Robin Mansell is Professor of New Media and Head of Department, Department of Media and Communications, London School of Economics and Political Science. She is internationally known for her work on the social, economic, and political issues arising from new technologies, especially information and communication technologies.
Her work examines the integration of new technologies into society and the sources of regulatory effectiveness and failure. She is a leading contributor to policy debates on the potential of and risks associated with new media; the challenges presented by global inequality and the role of the media and communication; and the need to develop new forms of media literacy.

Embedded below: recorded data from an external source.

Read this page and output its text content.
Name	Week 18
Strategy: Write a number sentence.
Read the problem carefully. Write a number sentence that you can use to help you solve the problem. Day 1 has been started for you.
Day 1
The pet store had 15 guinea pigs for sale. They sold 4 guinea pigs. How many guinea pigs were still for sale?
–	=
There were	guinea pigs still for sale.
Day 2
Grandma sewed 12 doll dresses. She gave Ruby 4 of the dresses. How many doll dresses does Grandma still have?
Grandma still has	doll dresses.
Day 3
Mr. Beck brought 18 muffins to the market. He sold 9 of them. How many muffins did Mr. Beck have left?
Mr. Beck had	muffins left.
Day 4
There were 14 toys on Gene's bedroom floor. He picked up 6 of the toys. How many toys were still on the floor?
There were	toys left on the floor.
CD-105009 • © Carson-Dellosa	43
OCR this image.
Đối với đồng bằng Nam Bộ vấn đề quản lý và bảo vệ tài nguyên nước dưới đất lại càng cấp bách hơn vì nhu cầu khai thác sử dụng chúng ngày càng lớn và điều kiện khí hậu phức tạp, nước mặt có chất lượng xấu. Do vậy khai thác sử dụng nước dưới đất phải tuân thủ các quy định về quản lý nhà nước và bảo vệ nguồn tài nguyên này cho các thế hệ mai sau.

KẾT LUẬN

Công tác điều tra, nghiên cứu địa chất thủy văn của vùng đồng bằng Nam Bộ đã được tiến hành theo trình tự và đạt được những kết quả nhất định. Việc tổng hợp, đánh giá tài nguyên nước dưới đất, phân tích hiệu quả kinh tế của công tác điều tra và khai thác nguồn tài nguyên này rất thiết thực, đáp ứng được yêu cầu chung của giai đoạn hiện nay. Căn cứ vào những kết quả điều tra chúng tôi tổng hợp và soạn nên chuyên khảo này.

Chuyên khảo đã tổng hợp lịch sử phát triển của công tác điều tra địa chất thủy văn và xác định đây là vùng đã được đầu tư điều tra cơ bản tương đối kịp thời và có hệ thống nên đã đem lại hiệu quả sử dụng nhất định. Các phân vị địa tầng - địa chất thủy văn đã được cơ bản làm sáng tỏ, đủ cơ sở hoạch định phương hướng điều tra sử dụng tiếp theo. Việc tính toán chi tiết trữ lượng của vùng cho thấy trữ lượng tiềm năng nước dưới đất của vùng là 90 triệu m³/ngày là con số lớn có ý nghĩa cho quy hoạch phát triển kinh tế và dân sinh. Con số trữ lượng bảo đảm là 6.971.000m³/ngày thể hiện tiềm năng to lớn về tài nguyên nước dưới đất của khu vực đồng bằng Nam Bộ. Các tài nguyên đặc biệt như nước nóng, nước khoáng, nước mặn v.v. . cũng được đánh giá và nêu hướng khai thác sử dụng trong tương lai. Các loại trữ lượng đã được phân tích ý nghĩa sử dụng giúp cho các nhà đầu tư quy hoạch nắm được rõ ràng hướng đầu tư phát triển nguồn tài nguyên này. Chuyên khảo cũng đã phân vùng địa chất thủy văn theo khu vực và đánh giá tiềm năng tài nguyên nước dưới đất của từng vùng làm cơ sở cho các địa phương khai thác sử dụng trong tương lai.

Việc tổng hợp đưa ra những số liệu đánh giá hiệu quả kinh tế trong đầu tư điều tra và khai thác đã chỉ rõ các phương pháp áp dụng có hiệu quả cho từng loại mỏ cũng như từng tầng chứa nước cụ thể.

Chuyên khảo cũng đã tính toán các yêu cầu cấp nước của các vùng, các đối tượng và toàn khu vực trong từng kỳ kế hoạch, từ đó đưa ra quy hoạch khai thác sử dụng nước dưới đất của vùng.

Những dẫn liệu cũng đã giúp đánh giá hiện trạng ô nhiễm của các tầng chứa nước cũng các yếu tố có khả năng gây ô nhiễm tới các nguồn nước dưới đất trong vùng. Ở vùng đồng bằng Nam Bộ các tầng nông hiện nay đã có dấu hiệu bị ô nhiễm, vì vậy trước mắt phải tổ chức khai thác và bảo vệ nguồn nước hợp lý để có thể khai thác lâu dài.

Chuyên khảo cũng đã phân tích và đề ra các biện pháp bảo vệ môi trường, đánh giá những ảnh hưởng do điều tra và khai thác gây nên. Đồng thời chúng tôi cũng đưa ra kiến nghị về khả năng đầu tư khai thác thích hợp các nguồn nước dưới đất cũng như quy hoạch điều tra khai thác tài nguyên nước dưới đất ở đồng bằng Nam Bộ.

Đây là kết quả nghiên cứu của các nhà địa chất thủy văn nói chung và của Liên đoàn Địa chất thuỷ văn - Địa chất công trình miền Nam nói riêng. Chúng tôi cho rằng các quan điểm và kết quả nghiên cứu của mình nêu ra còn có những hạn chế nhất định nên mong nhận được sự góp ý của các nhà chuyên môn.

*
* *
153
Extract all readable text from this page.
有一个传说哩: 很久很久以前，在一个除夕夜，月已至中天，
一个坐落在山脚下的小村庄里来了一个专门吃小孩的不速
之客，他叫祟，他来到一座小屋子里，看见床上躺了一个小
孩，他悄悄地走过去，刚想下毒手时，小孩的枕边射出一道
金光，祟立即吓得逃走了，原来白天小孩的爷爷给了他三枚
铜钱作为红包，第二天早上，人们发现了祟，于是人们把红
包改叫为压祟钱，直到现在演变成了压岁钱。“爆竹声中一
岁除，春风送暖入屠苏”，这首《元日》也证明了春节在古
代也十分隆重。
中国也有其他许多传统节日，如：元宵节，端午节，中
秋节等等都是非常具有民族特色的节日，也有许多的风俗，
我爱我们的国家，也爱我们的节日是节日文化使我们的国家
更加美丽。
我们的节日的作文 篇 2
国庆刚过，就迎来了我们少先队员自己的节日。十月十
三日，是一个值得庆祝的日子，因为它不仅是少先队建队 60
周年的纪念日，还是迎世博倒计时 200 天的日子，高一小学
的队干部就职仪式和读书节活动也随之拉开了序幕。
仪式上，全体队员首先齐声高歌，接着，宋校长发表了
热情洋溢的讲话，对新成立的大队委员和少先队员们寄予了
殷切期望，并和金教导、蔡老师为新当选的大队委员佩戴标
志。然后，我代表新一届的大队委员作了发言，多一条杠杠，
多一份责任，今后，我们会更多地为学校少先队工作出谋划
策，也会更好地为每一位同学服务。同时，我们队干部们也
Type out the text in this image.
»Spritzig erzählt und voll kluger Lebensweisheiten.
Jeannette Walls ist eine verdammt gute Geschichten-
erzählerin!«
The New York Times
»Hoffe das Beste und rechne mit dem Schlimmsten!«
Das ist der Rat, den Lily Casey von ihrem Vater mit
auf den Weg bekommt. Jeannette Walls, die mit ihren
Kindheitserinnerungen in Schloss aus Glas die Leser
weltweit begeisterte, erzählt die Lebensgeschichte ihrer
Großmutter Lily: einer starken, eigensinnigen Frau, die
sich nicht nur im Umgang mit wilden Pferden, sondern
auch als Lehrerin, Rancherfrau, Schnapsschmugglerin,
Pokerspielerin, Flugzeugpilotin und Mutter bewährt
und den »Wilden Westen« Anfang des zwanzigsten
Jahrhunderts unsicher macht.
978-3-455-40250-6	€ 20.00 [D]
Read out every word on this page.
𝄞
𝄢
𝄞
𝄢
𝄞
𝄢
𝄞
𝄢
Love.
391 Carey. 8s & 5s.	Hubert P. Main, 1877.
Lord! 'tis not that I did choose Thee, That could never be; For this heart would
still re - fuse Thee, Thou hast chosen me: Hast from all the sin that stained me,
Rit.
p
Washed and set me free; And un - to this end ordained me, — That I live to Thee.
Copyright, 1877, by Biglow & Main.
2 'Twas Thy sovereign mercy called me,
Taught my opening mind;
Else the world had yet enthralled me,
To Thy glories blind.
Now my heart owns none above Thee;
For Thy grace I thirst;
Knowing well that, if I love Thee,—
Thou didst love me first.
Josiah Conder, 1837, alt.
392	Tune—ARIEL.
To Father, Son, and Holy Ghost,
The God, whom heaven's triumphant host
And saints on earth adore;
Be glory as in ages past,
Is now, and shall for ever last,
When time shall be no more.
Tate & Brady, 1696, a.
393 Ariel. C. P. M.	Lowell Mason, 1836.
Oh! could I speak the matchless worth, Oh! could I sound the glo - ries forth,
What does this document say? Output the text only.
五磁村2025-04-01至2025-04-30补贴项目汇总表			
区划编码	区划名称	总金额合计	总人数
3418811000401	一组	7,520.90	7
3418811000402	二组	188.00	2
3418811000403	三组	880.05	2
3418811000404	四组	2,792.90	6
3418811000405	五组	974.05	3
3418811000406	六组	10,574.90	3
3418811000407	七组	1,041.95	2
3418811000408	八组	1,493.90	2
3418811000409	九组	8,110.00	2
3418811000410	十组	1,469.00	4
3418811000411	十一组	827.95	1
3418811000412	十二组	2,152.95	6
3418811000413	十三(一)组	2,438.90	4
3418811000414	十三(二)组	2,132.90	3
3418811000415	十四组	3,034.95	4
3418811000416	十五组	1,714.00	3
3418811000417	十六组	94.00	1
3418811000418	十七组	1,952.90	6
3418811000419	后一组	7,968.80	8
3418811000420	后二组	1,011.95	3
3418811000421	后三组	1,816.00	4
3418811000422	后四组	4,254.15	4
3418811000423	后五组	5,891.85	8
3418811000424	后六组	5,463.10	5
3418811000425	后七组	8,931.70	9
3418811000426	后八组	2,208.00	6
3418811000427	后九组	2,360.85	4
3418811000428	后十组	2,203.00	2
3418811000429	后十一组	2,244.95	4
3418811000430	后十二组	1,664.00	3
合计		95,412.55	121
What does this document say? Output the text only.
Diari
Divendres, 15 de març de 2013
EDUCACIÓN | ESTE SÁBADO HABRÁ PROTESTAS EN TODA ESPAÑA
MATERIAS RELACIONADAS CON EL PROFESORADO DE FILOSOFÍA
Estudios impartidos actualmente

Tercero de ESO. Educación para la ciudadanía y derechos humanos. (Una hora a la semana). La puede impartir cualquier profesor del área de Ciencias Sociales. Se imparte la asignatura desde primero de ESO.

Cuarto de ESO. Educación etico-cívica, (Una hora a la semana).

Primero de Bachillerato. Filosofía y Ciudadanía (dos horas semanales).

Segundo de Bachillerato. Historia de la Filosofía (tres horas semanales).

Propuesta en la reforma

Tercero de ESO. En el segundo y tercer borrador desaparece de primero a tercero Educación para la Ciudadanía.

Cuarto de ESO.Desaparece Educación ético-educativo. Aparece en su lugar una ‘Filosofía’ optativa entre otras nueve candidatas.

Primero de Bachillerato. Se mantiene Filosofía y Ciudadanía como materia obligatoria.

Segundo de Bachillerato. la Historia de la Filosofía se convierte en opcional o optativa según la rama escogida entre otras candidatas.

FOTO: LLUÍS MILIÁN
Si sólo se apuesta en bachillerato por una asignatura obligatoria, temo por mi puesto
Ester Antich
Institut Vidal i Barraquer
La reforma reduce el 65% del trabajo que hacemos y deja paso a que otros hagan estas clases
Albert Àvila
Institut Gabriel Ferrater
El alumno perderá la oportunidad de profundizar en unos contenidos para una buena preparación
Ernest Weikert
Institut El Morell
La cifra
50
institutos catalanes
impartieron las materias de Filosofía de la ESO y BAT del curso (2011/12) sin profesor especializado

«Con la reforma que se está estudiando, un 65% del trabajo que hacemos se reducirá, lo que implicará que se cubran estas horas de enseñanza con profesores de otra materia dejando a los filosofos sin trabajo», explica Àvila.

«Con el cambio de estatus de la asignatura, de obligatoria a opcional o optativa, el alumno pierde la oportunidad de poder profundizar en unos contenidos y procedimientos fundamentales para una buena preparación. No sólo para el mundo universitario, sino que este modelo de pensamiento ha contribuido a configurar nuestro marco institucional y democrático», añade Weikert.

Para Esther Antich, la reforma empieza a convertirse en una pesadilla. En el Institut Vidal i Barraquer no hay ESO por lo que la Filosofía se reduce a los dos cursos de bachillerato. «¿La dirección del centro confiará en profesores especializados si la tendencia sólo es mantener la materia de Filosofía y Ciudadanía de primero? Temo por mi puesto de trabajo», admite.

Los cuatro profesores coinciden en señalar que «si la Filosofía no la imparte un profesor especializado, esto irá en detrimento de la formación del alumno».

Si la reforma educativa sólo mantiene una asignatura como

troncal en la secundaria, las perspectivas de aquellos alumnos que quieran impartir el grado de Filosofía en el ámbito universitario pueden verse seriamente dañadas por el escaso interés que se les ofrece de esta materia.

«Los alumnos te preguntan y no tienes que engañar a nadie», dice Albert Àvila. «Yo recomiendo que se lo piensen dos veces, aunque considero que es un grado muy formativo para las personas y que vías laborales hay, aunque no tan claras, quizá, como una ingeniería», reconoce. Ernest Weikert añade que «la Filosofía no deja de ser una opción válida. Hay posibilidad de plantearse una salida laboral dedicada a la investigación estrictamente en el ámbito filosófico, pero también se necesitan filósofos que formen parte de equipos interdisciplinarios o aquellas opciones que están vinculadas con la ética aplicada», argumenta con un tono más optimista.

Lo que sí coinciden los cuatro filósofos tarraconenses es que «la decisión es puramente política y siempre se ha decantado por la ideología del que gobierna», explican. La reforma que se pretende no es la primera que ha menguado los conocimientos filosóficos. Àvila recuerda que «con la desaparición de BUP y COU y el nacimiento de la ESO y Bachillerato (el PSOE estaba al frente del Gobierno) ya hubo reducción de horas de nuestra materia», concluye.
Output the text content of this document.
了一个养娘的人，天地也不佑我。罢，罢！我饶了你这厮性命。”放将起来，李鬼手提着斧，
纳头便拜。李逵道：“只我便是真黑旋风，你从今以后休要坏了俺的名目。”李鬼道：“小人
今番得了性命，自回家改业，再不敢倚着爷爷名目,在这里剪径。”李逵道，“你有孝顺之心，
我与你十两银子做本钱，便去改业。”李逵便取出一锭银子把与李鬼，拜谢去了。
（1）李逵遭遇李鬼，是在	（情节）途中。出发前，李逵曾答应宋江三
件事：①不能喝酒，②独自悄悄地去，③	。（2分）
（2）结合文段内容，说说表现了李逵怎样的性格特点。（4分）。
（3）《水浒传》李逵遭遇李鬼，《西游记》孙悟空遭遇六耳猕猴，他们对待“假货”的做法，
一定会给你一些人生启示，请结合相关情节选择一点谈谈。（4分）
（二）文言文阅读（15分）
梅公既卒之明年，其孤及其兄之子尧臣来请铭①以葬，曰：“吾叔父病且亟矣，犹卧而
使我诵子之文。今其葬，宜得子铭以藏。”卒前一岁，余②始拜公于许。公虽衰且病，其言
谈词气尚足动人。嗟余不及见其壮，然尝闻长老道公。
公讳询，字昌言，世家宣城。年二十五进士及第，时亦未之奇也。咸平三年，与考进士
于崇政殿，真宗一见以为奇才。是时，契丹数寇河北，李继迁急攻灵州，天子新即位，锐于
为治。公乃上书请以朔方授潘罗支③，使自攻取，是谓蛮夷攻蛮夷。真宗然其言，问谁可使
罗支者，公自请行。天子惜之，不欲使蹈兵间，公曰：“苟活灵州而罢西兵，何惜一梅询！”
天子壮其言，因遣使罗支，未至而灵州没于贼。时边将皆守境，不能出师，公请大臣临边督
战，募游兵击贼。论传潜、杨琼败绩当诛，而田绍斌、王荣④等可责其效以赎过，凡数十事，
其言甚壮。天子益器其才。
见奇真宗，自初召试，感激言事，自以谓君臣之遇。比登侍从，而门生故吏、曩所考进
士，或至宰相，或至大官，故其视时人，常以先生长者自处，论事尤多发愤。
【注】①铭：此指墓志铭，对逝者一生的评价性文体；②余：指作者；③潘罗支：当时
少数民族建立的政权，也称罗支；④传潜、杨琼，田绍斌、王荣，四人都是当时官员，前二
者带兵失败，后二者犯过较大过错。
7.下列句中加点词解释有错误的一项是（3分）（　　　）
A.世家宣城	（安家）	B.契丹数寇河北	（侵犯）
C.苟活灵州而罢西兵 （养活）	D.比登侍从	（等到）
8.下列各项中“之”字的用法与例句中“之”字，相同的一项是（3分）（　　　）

She is an academic governor of the London School of Economics, a trustee of the Institute of Development Studies Sussex, Honorary Professor at Witwatersrand University and Sussex University, and President of IAMCR (International Association for Media and Communications Research), a worldwide professional association for academics in this field. Her many publications include The Oxford Handbook of Information and Communication Technologies (Oxford University Press 2007), Trust and Crime in Information Societies (Elgar 2005) and Mobilizing the Information Society (Oxford 2000).
A Canadian, trained in social psychology and political economy, she received her PhD from Simon Fraser University, Canada and holds an MSc from the London School of Economics. Before joining the London School of Economics in 2001, she worked at the OECD and the Science, Technology and Policy Research Unit (SPRU) University of Sussex. She has served as a consultant to a range of UN agencies, OECD, ministries of governments and leading companies, and is a Board member of research institutes based in Austria, Singapore, Spain, Sri Lanka, and Uruguay.